A Whole LOD-ta Love

[cross-posted here]

When I first started working on my HIPAA breaches dashboard, I was interested in seeing how many individuals were affected by HIPAA breaches every year. One of the first things I noticed was that the number of individuals affected in 2015 was higher than all the other years—over a whopping 110 million people!

My next thought was: Why is this number so high? I investigated by creating a text table filtering out all the other years and bringing the name of the covered entity that had been breached into the view, to make sure that I had built the original view correctly.

As you can see from the above image, HIPAA breaches impacted the most individuals in 2015 out of all the years (so far…) because one breach alone (Anthem Inc.) affected almost 80 million individuals.

What’s more is, for this section, my main takeaway was that the number of affected individuals was increasing every year. If you remove that outlier, you can see that the upward trend over the years more clearly:

Now that I had identified this one outlier, I became curious about finding other outliers, by way of identifying the largest single breach for every year.

In order to find those breaches, we’re going to use a FIXED LOD expression!

LOD stands for level of detail and tells Tableau what level to aggregate at. There are three types of LOD expressions: FIXED, INCLUDE, and EXCLUDE. We’re going to focus on FIXED LODs today, which “fix” or “stick” the level of detail at the desired level.

The LOD expression is:

{FIXED DATETRUNC('year', [Year of Breach]) : MAX([# of Individuals Affected])}

In plain English, this expression says: For every year, return the breach with the highest number of individuals. Not only will it label the 2015 outlier I found earlier, this LOD expression will also help identify whether the yearly single largest breach will be similar in magnitude to the 2015 outlier.

Let’s break it down a little further, focusing on one half of the expression at a time.

FIXED DATETRUNC('year', [Year of Breach])

This looks a bit scary, right? But that’s just because the DATETRUNC part is the syntax for the Year of Breach field when the pill is green (continuous). I didn’t even write that part of the expression myself; I just dragged the pill into the calculated field box:

I think of the field in this part of the expression (Year of Breach) as a group or category.

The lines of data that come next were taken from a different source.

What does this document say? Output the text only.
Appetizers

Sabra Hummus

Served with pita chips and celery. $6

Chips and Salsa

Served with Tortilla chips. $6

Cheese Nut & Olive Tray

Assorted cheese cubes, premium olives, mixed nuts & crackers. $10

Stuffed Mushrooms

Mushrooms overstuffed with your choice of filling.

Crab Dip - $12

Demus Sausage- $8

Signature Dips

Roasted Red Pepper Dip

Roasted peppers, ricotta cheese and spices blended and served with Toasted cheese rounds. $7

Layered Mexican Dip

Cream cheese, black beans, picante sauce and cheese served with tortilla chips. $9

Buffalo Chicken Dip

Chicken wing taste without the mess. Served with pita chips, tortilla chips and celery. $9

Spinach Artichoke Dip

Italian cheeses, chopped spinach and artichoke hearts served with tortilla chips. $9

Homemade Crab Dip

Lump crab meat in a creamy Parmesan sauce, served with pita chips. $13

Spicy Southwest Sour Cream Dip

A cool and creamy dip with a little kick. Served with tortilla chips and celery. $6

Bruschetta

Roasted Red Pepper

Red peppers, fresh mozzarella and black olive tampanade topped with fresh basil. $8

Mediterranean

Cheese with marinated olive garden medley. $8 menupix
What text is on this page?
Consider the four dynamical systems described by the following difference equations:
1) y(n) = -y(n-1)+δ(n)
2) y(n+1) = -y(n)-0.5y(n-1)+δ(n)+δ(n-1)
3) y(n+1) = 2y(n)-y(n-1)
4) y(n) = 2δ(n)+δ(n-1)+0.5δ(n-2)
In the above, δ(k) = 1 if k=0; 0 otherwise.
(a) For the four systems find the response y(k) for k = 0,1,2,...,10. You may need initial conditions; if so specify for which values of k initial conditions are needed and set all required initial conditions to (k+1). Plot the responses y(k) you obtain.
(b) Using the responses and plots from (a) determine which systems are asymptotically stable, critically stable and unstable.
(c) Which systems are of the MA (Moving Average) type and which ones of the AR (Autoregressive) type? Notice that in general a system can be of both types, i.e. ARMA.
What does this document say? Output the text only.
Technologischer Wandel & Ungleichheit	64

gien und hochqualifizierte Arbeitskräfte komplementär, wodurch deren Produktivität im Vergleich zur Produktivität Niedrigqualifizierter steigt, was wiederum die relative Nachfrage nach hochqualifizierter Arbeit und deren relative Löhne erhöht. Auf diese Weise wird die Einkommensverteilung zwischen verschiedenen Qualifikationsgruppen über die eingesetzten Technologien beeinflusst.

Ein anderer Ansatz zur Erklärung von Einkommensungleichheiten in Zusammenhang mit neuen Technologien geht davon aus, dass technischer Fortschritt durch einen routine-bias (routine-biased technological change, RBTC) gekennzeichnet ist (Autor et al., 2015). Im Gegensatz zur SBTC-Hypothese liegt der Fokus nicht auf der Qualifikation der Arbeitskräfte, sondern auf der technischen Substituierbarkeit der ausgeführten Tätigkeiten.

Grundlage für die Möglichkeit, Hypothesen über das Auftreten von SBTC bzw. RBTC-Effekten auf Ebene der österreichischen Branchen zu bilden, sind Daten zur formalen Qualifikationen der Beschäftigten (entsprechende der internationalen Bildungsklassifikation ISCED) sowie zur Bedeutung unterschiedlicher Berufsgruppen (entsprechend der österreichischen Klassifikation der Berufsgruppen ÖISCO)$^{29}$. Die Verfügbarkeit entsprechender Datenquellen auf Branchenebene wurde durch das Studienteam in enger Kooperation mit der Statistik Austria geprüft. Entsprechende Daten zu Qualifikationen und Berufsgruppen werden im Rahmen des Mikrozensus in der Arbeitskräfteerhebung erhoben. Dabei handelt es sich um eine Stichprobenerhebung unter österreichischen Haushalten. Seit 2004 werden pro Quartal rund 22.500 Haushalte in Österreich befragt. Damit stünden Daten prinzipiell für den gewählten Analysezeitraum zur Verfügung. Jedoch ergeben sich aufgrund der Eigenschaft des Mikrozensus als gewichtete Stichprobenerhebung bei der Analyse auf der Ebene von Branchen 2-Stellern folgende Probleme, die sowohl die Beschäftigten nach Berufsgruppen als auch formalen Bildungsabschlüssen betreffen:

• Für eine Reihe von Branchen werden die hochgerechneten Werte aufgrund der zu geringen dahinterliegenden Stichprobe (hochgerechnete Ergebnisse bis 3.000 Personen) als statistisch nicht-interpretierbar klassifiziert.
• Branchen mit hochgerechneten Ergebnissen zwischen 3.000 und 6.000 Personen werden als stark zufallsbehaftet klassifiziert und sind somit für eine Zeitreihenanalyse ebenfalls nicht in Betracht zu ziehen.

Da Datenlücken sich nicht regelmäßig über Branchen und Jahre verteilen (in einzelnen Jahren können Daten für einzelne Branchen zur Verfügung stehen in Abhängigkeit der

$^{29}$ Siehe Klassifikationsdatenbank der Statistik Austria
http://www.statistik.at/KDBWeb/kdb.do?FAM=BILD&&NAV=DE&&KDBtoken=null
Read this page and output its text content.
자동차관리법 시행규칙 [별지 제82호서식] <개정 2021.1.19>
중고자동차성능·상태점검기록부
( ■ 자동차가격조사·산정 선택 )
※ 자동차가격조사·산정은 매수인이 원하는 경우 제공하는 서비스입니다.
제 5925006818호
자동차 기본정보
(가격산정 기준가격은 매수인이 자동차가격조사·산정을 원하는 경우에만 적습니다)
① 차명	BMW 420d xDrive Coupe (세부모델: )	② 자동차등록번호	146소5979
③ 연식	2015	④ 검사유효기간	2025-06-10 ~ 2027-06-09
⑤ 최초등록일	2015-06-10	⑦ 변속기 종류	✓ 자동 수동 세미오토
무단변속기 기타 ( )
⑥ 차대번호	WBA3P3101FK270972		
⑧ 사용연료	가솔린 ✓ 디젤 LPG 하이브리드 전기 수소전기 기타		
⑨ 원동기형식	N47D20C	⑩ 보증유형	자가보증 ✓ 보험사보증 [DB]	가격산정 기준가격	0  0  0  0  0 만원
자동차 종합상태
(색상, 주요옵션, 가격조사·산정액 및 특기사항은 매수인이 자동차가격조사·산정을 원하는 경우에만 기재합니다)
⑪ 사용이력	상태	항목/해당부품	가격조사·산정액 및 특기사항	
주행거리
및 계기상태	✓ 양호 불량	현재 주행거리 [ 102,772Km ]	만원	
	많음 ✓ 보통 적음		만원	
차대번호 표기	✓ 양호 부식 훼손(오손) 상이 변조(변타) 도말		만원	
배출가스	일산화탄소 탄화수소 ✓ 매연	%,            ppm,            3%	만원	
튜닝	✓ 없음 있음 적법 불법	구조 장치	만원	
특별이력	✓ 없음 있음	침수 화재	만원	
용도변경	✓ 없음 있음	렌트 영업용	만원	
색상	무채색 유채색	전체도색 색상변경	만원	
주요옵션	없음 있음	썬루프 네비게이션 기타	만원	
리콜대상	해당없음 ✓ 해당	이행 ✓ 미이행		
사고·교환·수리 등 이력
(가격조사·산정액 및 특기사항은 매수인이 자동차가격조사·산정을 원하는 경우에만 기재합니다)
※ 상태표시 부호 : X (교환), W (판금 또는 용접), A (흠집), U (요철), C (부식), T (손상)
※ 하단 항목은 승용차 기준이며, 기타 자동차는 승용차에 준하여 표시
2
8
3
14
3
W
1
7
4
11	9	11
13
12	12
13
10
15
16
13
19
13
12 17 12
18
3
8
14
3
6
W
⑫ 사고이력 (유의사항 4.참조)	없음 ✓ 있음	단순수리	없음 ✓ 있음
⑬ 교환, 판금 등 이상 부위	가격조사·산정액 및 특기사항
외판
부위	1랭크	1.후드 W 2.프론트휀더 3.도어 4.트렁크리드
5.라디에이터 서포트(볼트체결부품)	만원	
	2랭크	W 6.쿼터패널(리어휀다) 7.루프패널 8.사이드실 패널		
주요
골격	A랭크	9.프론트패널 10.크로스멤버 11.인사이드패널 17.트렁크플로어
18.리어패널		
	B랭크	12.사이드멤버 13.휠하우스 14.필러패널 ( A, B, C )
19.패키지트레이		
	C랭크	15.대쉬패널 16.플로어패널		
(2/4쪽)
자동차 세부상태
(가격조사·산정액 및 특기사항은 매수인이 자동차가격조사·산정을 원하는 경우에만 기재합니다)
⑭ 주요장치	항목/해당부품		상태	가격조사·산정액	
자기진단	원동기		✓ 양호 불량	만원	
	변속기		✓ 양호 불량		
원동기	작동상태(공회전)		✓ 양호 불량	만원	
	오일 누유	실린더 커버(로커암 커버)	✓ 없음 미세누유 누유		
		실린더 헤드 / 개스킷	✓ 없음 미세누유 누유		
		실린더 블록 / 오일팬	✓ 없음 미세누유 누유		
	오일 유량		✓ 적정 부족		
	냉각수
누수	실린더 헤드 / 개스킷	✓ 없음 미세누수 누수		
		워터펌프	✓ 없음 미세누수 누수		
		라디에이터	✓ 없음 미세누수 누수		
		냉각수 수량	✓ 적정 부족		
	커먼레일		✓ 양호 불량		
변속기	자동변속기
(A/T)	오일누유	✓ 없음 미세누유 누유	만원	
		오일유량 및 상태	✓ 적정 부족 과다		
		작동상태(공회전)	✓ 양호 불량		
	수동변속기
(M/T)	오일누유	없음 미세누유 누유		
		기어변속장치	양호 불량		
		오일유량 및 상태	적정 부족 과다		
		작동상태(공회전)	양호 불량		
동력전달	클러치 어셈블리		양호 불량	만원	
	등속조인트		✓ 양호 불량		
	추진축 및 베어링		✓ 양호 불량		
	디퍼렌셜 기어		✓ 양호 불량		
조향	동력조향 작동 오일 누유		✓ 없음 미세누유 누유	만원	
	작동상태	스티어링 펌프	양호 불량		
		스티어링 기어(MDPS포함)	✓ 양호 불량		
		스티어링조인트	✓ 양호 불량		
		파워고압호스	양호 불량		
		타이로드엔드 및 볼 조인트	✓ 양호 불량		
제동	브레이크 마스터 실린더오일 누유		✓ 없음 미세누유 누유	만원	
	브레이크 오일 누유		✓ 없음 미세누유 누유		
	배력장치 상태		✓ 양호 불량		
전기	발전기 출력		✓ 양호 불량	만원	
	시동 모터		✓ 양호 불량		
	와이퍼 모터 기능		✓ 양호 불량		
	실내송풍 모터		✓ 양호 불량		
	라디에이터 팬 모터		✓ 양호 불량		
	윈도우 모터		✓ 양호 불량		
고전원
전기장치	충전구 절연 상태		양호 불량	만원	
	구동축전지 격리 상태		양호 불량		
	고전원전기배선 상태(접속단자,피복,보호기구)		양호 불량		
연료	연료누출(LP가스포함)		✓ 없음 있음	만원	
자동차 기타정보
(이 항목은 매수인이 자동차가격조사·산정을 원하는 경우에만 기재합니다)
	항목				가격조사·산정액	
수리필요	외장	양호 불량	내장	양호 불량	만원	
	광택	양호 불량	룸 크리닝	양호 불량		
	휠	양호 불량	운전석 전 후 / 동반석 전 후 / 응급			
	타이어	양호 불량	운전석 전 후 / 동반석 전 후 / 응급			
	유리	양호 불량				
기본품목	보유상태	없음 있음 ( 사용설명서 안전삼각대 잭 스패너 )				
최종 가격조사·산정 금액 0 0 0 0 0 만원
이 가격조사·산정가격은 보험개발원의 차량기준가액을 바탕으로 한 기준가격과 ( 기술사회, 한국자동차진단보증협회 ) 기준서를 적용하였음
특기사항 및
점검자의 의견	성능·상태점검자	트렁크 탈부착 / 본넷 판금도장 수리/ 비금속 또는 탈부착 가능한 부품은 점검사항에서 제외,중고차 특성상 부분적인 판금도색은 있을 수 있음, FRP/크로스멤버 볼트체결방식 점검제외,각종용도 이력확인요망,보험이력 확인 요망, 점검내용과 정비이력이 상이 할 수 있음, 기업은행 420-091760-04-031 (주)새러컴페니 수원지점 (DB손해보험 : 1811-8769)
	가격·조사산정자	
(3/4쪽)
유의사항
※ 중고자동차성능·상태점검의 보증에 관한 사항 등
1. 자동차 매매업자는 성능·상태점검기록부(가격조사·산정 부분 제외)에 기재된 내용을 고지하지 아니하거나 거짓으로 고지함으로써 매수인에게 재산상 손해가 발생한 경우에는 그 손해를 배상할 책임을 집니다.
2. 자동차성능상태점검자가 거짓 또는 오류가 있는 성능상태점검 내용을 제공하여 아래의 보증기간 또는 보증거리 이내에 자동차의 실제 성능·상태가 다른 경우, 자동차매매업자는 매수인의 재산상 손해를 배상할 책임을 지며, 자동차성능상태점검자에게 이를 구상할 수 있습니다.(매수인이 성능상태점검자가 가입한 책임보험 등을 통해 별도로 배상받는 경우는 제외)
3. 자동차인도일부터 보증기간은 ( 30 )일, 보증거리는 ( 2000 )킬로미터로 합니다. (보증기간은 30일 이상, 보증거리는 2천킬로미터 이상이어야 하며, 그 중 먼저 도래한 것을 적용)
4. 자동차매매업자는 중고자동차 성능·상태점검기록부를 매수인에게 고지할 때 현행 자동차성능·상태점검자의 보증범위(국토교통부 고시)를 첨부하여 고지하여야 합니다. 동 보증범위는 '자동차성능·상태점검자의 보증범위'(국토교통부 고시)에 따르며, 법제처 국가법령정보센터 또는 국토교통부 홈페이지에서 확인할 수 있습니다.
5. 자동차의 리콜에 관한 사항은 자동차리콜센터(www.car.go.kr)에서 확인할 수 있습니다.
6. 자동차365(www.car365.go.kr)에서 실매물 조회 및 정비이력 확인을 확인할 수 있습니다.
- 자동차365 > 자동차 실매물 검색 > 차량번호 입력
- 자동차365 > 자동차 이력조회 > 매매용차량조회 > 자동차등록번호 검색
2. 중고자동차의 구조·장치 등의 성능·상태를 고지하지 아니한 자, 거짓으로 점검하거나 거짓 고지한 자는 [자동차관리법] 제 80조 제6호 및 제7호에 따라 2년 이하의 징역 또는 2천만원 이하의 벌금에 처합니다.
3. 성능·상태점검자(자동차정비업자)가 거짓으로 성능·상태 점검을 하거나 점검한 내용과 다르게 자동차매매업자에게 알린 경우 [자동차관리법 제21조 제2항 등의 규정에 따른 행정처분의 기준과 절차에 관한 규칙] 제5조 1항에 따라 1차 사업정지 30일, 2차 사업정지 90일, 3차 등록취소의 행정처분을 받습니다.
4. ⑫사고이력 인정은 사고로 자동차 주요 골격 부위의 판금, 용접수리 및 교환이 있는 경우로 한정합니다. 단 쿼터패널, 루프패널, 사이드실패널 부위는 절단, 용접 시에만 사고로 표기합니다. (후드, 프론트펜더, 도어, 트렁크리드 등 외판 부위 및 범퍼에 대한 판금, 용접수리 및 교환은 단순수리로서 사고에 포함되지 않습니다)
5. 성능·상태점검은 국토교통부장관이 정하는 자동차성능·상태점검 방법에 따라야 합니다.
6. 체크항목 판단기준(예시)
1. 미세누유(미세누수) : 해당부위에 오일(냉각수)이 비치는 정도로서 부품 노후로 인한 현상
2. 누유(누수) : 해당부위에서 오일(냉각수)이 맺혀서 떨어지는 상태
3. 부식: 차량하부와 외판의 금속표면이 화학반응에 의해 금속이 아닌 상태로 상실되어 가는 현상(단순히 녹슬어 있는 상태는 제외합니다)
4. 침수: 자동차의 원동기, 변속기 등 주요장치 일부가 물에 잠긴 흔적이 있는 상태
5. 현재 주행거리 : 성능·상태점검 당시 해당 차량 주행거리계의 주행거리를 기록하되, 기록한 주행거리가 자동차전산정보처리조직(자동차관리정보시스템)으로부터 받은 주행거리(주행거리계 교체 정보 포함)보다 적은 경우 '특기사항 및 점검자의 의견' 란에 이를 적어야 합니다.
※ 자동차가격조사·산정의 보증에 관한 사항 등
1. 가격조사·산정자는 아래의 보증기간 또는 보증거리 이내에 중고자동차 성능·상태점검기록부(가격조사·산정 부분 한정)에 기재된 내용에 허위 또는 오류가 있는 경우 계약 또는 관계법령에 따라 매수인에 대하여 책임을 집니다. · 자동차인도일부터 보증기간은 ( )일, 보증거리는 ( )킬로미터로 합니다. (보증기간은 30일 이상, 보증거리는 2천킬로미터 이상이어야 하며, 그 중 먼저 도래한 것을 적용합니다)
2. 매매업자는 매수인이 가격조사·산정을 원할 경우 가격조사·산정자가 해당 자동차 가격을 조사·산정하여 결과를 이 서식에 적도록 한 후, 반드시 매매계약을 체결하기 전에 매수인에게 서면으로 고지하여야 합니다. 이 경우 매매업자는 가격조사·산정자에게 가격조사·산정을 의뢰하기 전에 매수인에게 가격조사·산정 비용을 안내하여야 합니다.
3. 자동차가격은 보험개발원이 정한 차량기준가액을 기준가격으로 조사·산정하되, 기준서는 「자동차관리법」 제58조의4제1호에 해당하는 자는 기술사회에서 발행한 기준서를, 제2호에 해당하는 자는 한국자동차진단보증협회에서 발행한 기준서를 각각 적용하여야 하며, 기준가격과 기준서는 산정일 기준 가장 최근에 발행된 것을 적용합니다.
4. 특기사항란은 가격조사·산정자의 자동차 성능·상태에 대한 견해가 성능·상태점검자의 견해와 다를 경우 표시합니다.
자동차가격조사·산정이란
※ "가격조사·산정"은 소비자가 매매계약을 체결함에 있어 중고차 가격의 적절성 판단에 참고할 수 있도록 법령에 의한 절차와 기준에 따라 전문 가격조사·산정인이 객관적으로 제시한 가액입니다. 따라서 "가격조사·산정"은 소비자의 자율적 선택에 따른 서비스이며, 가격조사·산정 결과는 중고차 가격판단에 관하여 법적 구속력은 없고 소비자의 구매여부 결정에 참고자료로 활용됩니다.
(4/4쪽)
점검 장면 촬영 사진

Each of the group’s members has its own row, and the LOD expression gives Tableau instructions for what value to return for each member.

Because my dataset covers the years 2010 to 2021, there are 12 members in this group, so if I were to imagine a table, it would look like this (keep in mind that the column next to it is empty at the moment—‘Abc’ is a placeholder—because we haven’t specified what to put in there yet):

Now, let’s look at the second part of the expression:

MAX([# of Individuals Affected])

These are the instructions we will give Tableau to get what we want, which is the largest value out of all the values (# of Individuals Affected) corresponding to a member of the group (one year out of 12 for Year of Breach).

For example, Tableau is looking at all the values for # of Individuals Affected for 2015 here:

Then, Tableau will pick out the highest value corresponding to this member of the group for us.

In table form, we can now fill in the second column of the table from earlier:

To sum up, I like to begin by thinking about fixed LODs as a table, in order to imagine the columns/column titles I need, as well as the output values that will populate the new column as created by this calculated field.

Once I’ve imagined what the table needs to look like, that’s when I’ll start thinking about the LOD expression in plain English:

For every [member in the specified group/field], return the [desired value — and write out the instructions for calculating this value].

Only after all that do I start writing the actual LOD expression with proper syntax. Then I’ll check that it’s been written correctly by checking it against the data (like the breach that affected almost 80 million people).

Am I all done? For this step, yes, but the next thing to do is to think about how best to represent these outliers. For example, I could show the same chart from the beginning with and without the outliers using a parameter, via a bar-in-bar chart, etc. The possibilities are endless!